それを端的に言ってしまえば、彼が幼い頃にピアノのレッスンで親しんだクラシック音楽の普遍性と少年時代に触れたであろうポストパンク期のロックの持つ生々しさだ。そして、この両者の融合こそが、今作『MEMORIES』で猪野が試みたものであり、また、彼にしか表現できない唯一無二の音楽なのである。

故郷、宮崎県の祝子川のせせらぎがドビュッシー『月の光』の旋律へと変わり、サイケデリックなアナログシンセの響きへと移っていく一曲目『PORTAL』でアルバムは幕を開ける。その後、性急なビートにクラシック曲を想起させるピアノのフレーズと少々ぶっきらぼうな猪野のヴォーカルが乗ったリード曲『WHO ARE YOU ?』を経て、フェンダーローズとピアノが軽快に交差するなかで醒めた熱気を孕んだ猪野のヴォーカルが際立つ『FUKYO WAON』へと聴き進めれば、前述の「クラシック音楽の普遍性とポストパンク期のロックの持つ生々しさの融合」が、猪野に独自のポップセンスを開花させたとリスナーは確信するだろう。

実際、本作のユニークさを際立たせているのは、猪野のヴォーカルである。ローズ、ピアノ、シンセ等によって組み立てられたシンプルながら緻密なアンサンブルが、巧みにプロミングされた硬質なビートと研ぎ澄まされたグルーヴへと有機的に絡み合うなかにあって、そこに収まりきらない生々しくありながらも繊細で実直な猪野の声。そして、その声が発する言葉=歌詞もまた、これまでになくパーソナルな思索と内省を飾らずに歌っており、そのナイーブな歌声は「サウンドとして消化しよう」となどというテクニカルな処理を一切しない分、より深く聴く者の内面に突き刺さる。

本稿の冒頭で、筆者は猪野を「ミュージシャンズミュージシャン」と記した。事実、彼にはそうした側面もなくなはない。しかし、猪野の鋭敏な感受性に由来する創造への衝動は、彼を「優秀なキーボードプレイヤー」だとか、「洒落たシンガーソングライター」といった紋切り型で片付けてしまうわけにいかないほどに突出していることを、このアルバム『MEMORIES』は如実に物語っている。そして、そのことをもって猪野秀史はミュージシャンである前に「アーティスト」なのだと結論づけたくもなるのだが、さすがにそれは論理の飛躍だと他ならぬ猪野その人にたしなめられるかもしれない。だが、少なくとも猪野秀史は「音楽を作るからミュージシャン」なのであって、「ミュージシャンだから音楽を作る」のではないはずだ(私見で恐縮だが、この因果関係が逆転してしまったミュージシャンは「プロ」ではあっても「アーティスト」ではないと筆者は考える)。

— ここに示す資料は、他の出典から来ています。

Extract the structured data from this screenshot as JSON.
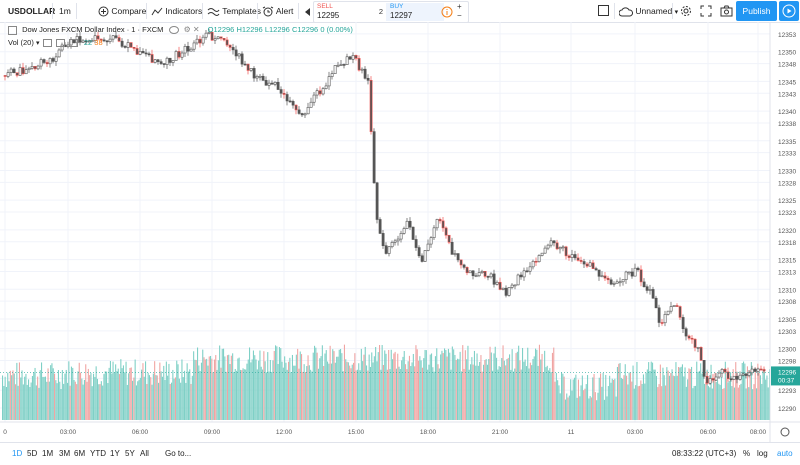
{
  "toolbar": {
    "symbol": "USDOLLAR",
    "interval": "1m",
    "compare": "Compare",
    "indicators": "Indicators",
    "templates": "Templates",
    "alert": "Alert",
    "sell_label": "SELL",
    "sell_price": "12295",
    "spread": "2",
    "buy_label": "BUY",
    "buy_price": "12297",
    "layout_name": "Unnamed",
    "publish": "Publish"
  },
  "legend": {
    "title": "Dow Jones FXCM Dollar Index · 1 · FXCM",
    "open": "O12296",
    "high": "H12296",
    "low": "L12296",
    "close": "C12296",
    "change": "0 (0.00%)",
    "vol_label": "Vol (20)",
    "vol_value_1": "22",
    "vol_value_2": "38"
  },
  "bottom": {
    "ranges": [
      "1D",
      "5D",
      "1M",
      "3M",
      "6M",
      "YTD",
      "1Y",
      "5Y",
      "All"
    ],
    "goto": "Go to...",
    "clock": "08:33:22 (UTC+3)",
    "pct": "%",
    "log": "log",
    "auto": "auto"
  },
  "colors": {
    "up": "#26a69a",
    "down": "#ef5350",
    "accent": "#2196f3",
    "last_price_bg": "#26a69a",
    "volume_up": "#7fd0c6",
    "volume_down": "#f0a5a3"
  },
  "chart_data": {
    "type": "candlestick",
    "y_ticks": [
      12290,
      12293,
      12295,
      12298,
      12300,
      12303,
      12305,
      12308,
      12310,
      12313,
      12315,
      12318,
      12320,
      12323,
      12325,
      12328,
      12330,
      12333,
      12335,
      12338,
      12340,
      12343,
      12345,
      12348,
      12350,
      12353
    ],
    "ylim": [
      12289,
      12355
    ],
    "x_ticks": [
      "0",
      "03:00",
      "06:00",
      "09:00",
      "12:00",
      "15:00",
      "18:00",
      "21:00",
      "11",
      "03:00",
      "06:00",
      "08:00"
    ],
    "last_price": "12296",
    "countdown": "00:37",
    "path": [
      [
        0,
        12346
      ],
      [
        0.03,
        12347
      ],
      [
        0.07,
        12349
      ],
      [
        0.09,
        12352
      ],
      [
        0.15,
        12352
      ],
      [
        0.18,
        12350
      ],
      [
        0.21,
        12348
      ],
      [
        0.25,
        12351
      ],
      [
        0.27,
        12353
      ],
      [
        0.3,
        12351
      ],
      [
        0.33,
        12346
      ],
      [
        0.36,
        12344
      ],
      [
        0.39,
        12339
      ],
      [
        0.42,
        12344
      ],
      [
        0.44,
        12348
      ],
      [
        0.46,
        12349
      ],
      [
        0.48,
        12345
      ],
      [
        0.485,
        12330
      ],
      [
        0.49,
        12323
      ],
      [
        0.5,
        12316
      ],
      [
        0.53,
        12321
      ],
      [
        0.55,
        12315
      ],
      [
        0.57,
        12322
      ],
      [
        0.59,
        12316
      ],
      [
        0.61,
        12313
      ],
      [
        0.64,
        12312
      ],
      [
        0.66,
        12309
      ],
      [
        0.68,
        12313
      ],
      [
        0.7,
        12315
      ],
      [
        0.72,
        12318
      ],
      [
        0.75,
        12315
      ],
      [
        0.77,
        12314
      ],
      [
        0.79,
        12311
      ],
      [
        0.81,
        12312
      ],
      [
        0.83,
        12313
      ],
      [
        0.85,
        12309
      ],
      [
        0.86,
        12304
      ],
      [
        0.88,
        12308
      ],
      [
        0.89,
        12303
      ],
      [
        0.91,
        12300
      ],
      [
        0.92,
        12294
      ],
      [
        0.94,
        12296
      ],
      [
        0.96,
        12295
      ],
      [
        0.98,
        12296
      ],
      [
        1.0,
        12296
      ]
    ]
  }
}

音楽制作ソフトの一般化、フェスの乱立、サブスクリプション配信とソーシャルメディアによるプロモーションの普及等々、音楽をめぐる状況が大きく変化する中、いつの間にか音楽がジャンルごとに「定型化」されてしまったような印象を覚えてしまう──ヘミングウェイを気取るわけではないが、「何を聴いても何かを思い出す」──昨今のシーンにあって、猪野秀史は、その純粋な創造への衝動から、自身の魂=スピリットに忠実な音楽を作ることを決意し、たった一人でスタジオに篭り、自分の内面に棲むさまざまな思いと向き合いながら、それを完成させた。結果、猪野が世に送り出したのは「何にも似ていない音楽」である。しかし、それは決して難解でも、排他的でも、奇を衒うものでもない。音楽を真に愛する者であれば、誰もが共感し、勇気づけられ、それによって自身の内面の奥底にあるものと出会うことになるような力を持った普遍的な音楽=ポップミュージックなのである。

故に、猪野秀史のニューアルバム『MEMORIES』は、ポップミュージックには未だ進化する余地があることを示すものであり、また同時に音楽を愛するすべての者へ向けたポジティブなメッセージでもあるのだ。